Hilda è una cameriera irreprensibile, una domestica, una donna di servizio. La sua padrona, la signora Lemarchand, ha bisogno di lei, non solo del suo lavoro, ma anche dell’amicizia, della sua anima e del suo corpo. Tra le due s’instaura un gioco di potere e una sorta di cannibalismo per il possesso. Così Hilda scompare, “divorata” dalla sua padrona che desidera essere uguale a lei per poter esser servita meglio, nell’uguaglianza. Hilda diventa una storia di un’adorazione divorante, nel corso della quale nessuno potrà vantarsi di essere padrone o schiavo, che evoca, con una violenza incredibile, le relazioni di sudditanza sociale ed affettiva fra la signora, istruita e benestante e la sua cameriera da annientare.
La donna di servizio è condannata a non essere né vista né udita.

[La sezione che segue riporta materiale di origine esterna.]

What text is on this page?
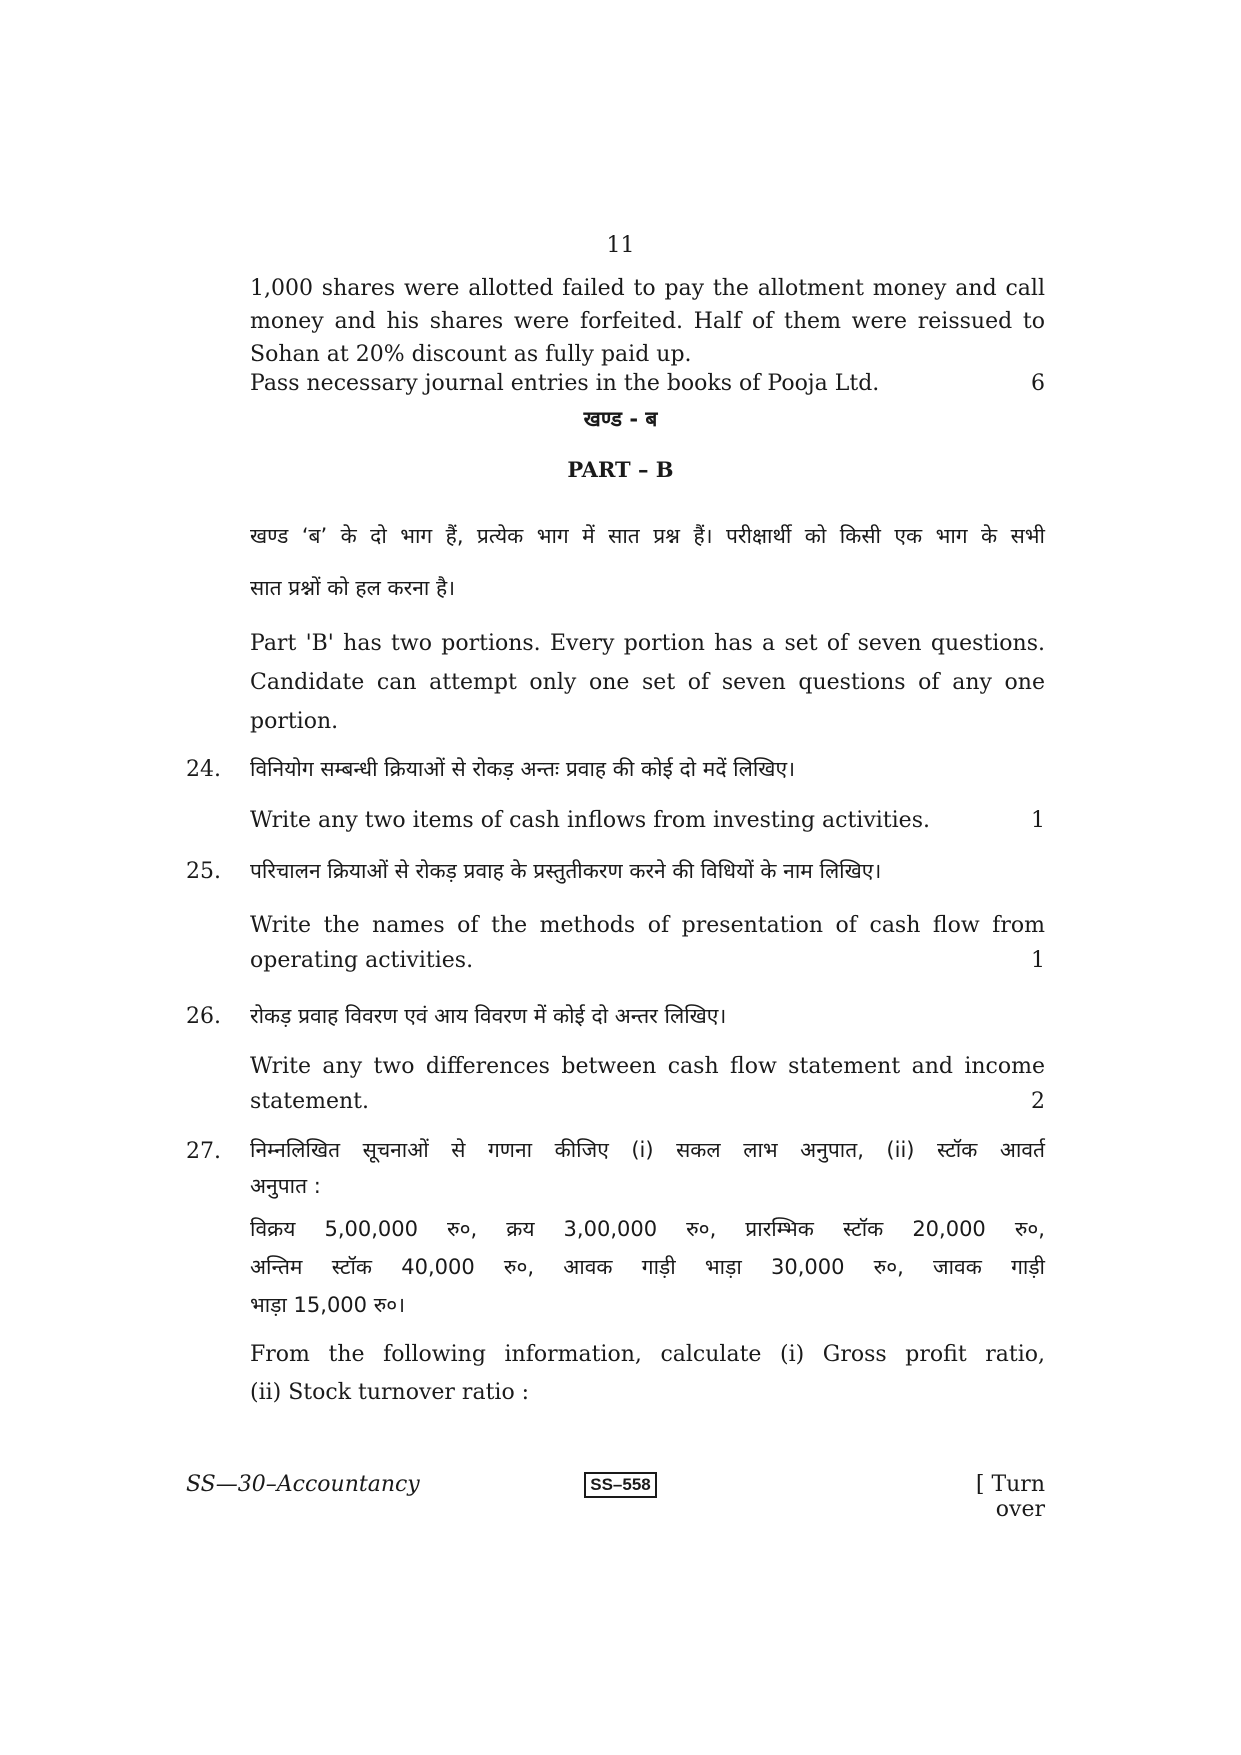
11
1,000 shares were allotted failed to pay the allotment money and call
money and his shares were forfeited. Half of them were reissued to
Sohan at 20% discount as fully paid up.
Pass necessary journal entries in the books of Pooja Ltd.	6
खण्ड - ब
PART – B
खण्ड ‘ब’ के दो भाग हैं, प्रत्येक भाग में सात प्रश्न हैं। परीक्षार्थी को किसी एक भाग के सभी
सात प्रश्नों को हल करना है।
Part 'B' has two portions. Every portion has a set of seven questions.
Candidate can attempt only one set of seven questions of any one
portion.
24. विनियोग सम्बन्धी क्रियाओं से रोकड़ अन्तः प्रवाह की कोई दो मदें लिखिए।
Write any two items of cash inflows from investing activities.	1
25. परिचालन क्रियाओं से रोकड़ प्रवाह के प्रस्तुतीकरण करने की विधियों के नाम लिखिए।
Write the names of the methods of presentation of cash flow from
operating activities.	1
26. रोकड़ प्रवाह विवरण एवं आय विवरण में कोई दो अन्तर लिखिए।
Write any two differences between cash flow statement and income
statement.	2
27. निम्नलिखित सूचनाओं से गणना कीजिए (i) सकल लाभ अनुपात, (ii) स्टॉक आवर्त
अनुपात :
विक्रय 5,00,000 रु०, क्रय 3,00,000 रु०, प्रारम्भिक स्टॉक 20,000 रु०,
अन्तिम स्टॉक 40,000 रु०, आवक गाड़ी भाड़ा 30,000 रु०, जावक गाड़ी
भाड़ा 15,000 रु०।
From the following information, calculate (i) Gross profit ratio,
(ii) Stock turnover ratio :
SS—30–Accountancy	SS–558	[ Turn over
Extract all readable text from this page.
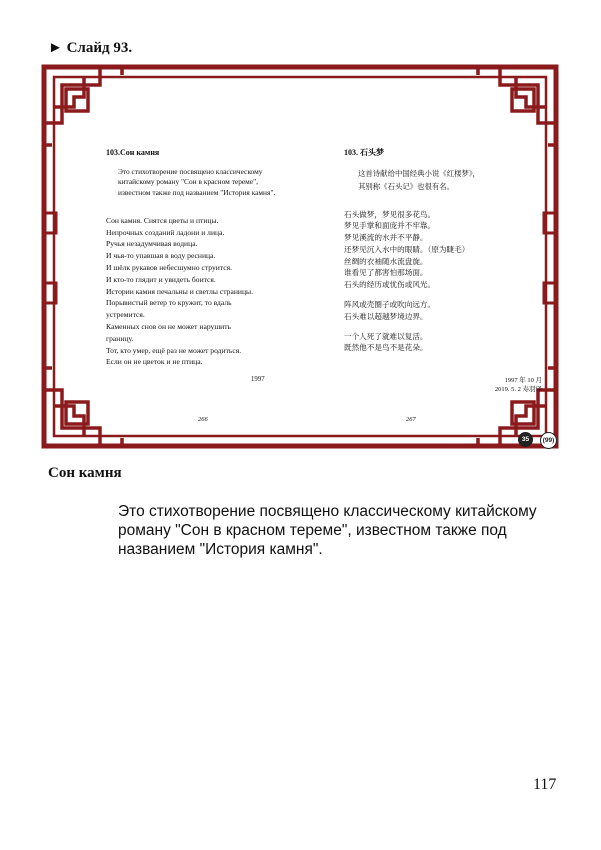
► Слайд 93.
103.Сон камня
Это стихотворение посвящено классическому китайскому роману "Сон в красном тереме", известном также под названием "История камня".
Сон камня. Снятся цветы и птицы.
Непрочных созданий ладони и лица.
Ручья незадумчивая водица.
И чья-то упавшая в воду ресница.
И шёлк рукавов небесшумно струится.
И кто-то глядит и увидеть боится.
Истории камня печальны и светлы страницы.
Порывистый ветер то кружит, то вдаль
устремится.
Каменных снов он не может нарушить
границу.
Тот, кто умер, ещё раз не может родиться.
Если он не цветок и не птица.
1997
266
103. 石头梦
这首诗献给中国经典小说《红楼梦》，
其别称《石头记》也很有名。
石头做梦，梦见很多花鸟。
梦见手掌和面庞并不牢靠。
梦见溪流的水并不平静。
还梦见沉入水中的眼睛。（原为睫毛）
丝绸的衣袖随水流盘旋。
谁看见了都害怕那场面。
石头的经历或忧伤或风光。
阵风或壳圈子或吹向远方。
石头难以超越梦境边界。
一个人死了就难以复活。
既然他不是鸟不是花朵。
1997 年 10 月
2019. 5. 2 寿羽译
267
35	(99)
Сон камня
Это стихотворение посвящено классическому китайскому роману "Сон в красном тереме", известном также под названием "История камня".
117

Il destino di Hilda è quello di esistere nei progetti degli altri, padrona, marito o sorella che sia.
In sei scene il suo personaggio diventa enigmatico, emblema della solitudine che la signora indossa, emblema delle insoddisfazioni per una vita piena di rituali formali, senza amore, dominata dal solo valore che conta, il denaro.
“Incontro l’autrice Marie Ndiaye per la prima volta – afferma Beno Mazzone – e ne sono entusiasta per l’invenzione delle sue storie e la musicalità della lingua che mi piace acquisire, anche se la necessaria traduzione in italiano mi impone di reinventarla, quindi di tradire il testo originale, pur rispettandolo. Si può affermare che questa pièce sia stata costruita come una antichissima fiaba, di quelle in cui si dice in profondità qualcosa di essenziale che emerge con una evidenza impressionante fino all’ultima parola”.